Canina
(Nightbitch, 2024, escrito e dirigido por Marielle Heller, baseado no romance
de 2021 de Rachel Yoder), foi o filme mais visceral que assisti nos últimos tempos.
Uma obra que explora a maternidade e a essência feminina para além do básico.
Já assisti diversos filmes que abordam o tema, mas esse enredo fantástico, que
beira a loucura expressa tudo que nós mulheres no puerpério vivemos e sentimos.
Amy
Adams, encarna lindamente a personagem principal, que é referida apenas como “mãe”,
o que me leva a pensar em quantas vezes nós, mulheres, nos sentimos apenas mães.
Uma fábrica de colo, leite, sangue e suor. Cuidadoras em tempo integral dos
filhos e maridos, sem tempo para um banho, comer sem interrupção, muito menos
para ler um livro. Ou o quanto nos sentimos burras e desinteressantes durante
toda a gestação e tudo, absolutamente tudo, gira em torno de roupas, fraldas e o
desenvolvimento daquele micro ser humano dentro de nós.
Uma
das falas que descrevem esse processo é quando ela desabafa com o marido, referido
como “pai”, o quão difícil era o cuidado, porque “era como se ela estivesse
cuidando de um suicida”, e sabemos que à todo o instante, acidentes acontecem
com crianças pequenas. Ela interpreta muito bem a sensação de esgotamento,
frustração e o modus operandi materno, sempre em alerta aos perigos.
A
sua reclusão em relação as outras mães por se achar péssima, sem paciência e
sem ludicidade, ilustram as vidas de muitas mulheres. Nos sentimos solitárias,
buscamos um ideal de criação que não existe, vendido por grandes industrias,
influenciadores, médicos e terapeutas. Nos esquecemos dos nossos instintos, e
não estou falando sobre instinto materno, mas de instinto humano, de seguirmos
nossa natureza única e individual. Esquecemos que não nascemos com fórmulas ou
manuais, porém desejamos incansavelmente de um roteiro para nossas vidas.

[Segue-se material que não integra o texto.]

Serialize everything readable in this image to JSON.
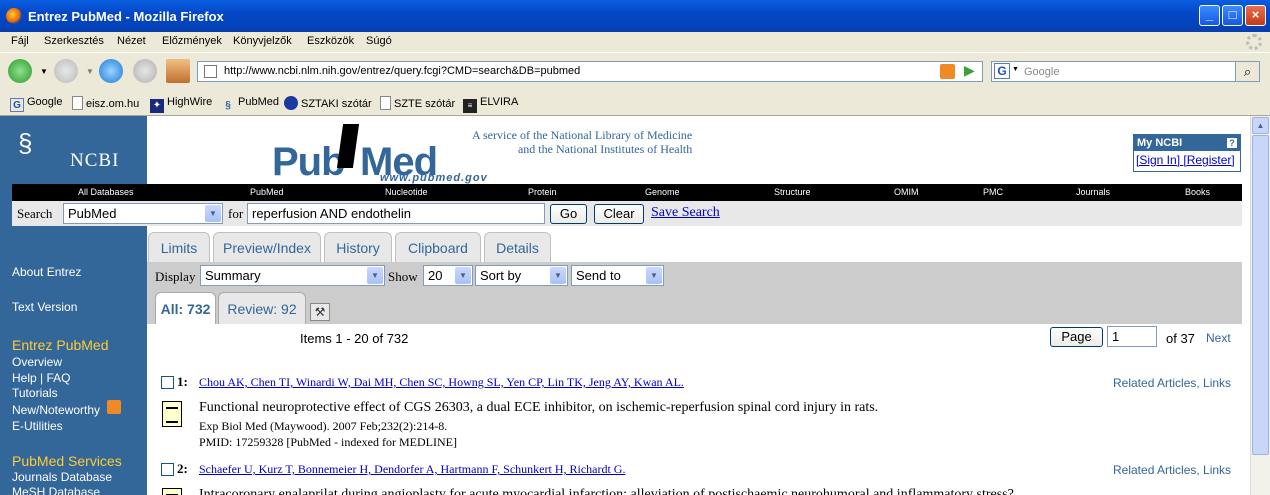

Roteiros esses que são uma falsa ideia de segurança e estabilidade irreal.
Amy,
como mãe, nos mostra através do olhar de si própria, em uma metamorfose
animalesca, como o resgate da nossa essência é fundamental ao final do
puerpério e como o resgate da mulher selvagem em si é um processo doloroso e
cheio de rupturas. A mãe, se separa do pai nessa busca por si mesma, se permite
ter seu tempo sozinha e anseia por ele. Faz uso desse espaço-tempo para criar e
romper a crisálida que a prendia. E, com isso, seu tempo com o filho muda, ele
se torna agradável, ela brinca, ri com o caos, descobre formas de viver
diferentes, que funcionam, que saem da caixa e a deixam feliz. Ela se torna uma
mãe melhor quando dedica um tempo à si, para a mulher-mãe.
Ao
se dar conta de que “somos deusas, nós criamos ossos, pele e órgãos dentro de
nós” ela, a mãe, se liberta da ideia de inferioridade feminina e materna que
tinha sobre si e sobre as outras. Ela encontra, ao se abrir, um grupo de
mulheres que são seu suporte nessa busca animalesca pela liberdade e o
reencontro com faces perdidas.
Para
além da alegoria mulher-fera, o filme aborda a relação do casal, mãe-pai e suas
demandas de cuidado injustas com o filho. A falta de comprometimento de um pai
que trabalha fora e não consegue ser funcional dentro da própria casa, que
culpa e responsabiliza a parceira por esquecer de comprar o leite ou de deixar
de ser a pessoa com a qual ele se casou.
Eu
poderia passar horas escrevendo sobre o filme, unindo arquétipos e leituras
como ‘Mulheres que correm com os lobos’, de Clarissa Pinkola Estés, ‘Mulheres,
mitos e deusas’ da Martha Robles ou ‘As deusas e a mulher’ de Jean Shinoda
Bolen, mas vou me limitar a dizer: assistam. Mulheres, mães ou não, homens,
pais ou não, pessoas, apenas assistam. Para entender mães, porque, afinal,
viemos de uma mãe, nos relacionamos com mães, e o mundo só é mundo por causa de
mães. Insisto, assistam.
Finalizo dizendo que, assistiria mil vezes, porque Canina não me arrancou lágrimas, Canina me abraçou e disse “tudo bem, eu estou aqui, todas nós passamos por isso e tu não está só, eu sinto a tua dor”. Canina é um grito que vem das entranhas e ecoa no espaço, é sobre parir a si mesma, é sobre reencontrar-se.